I've noticed a trend. As debauchery increases, the fishing quality has seemed to decline. Fishing quality has seen a steady decline since the beginning. This year was pretty crappy, however, I do have some proof we wetted lines. In a true Cinderella story Dave managed to boat the two best fish of the weekend. Beyond the four and three pounders shown below, the group managed a handful of small fish. I had some nice (but tiny) success with walleye thanks to a hot tip from Don. Scott didn't bother catching a fish all weekend.

Dave's two bass were the only keeper bass we found. Both came on a Berkley Shaky Head worm fished on the weed line in twelve feet of water. Dave and I are the only two who devoted serious time to fishing the edge, with the others looking shallower. All fish found shallower were in the 1-2 lb range, while Dave boated these two and I lost a similar sized fish in the same location.

Odds on the boat started strong but faded quickly. Despite our best plans, the best chance of making a widow came as a complete surprise. While tying off the boat, Todd pushed the dock to the limit and quickly found himself (and cell phone) chest deep in water. Initial reactions were serious, he was in pain. Later we found out he nearly lost a nipple on the fall, but sustained mostly superficial injuries. A shorter person would have likely taken it worse, and who knows how the elderly would have handled a similar experience. Looking back, we're laughing about it and are happy the dock failed under the guy mostly likely to survive.

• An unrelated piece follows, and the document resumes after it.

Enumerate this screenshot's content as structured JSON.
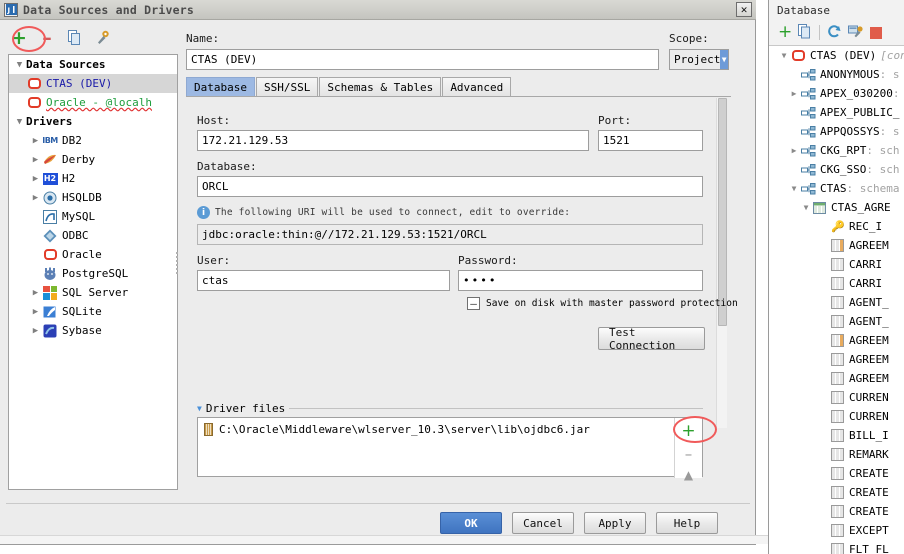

In between all the slow fishing, we did find a few hours to "line the rail" and play yard games - the perfect cure for slow fishing and sore nipples. What you see below is as much of the rail as my camera could capture, it's about half. Keep in mind this is half the total of one day's drinking by five toothless beavers. I'll save you the trouble of counting, there are a little more than fifty bottles shown below.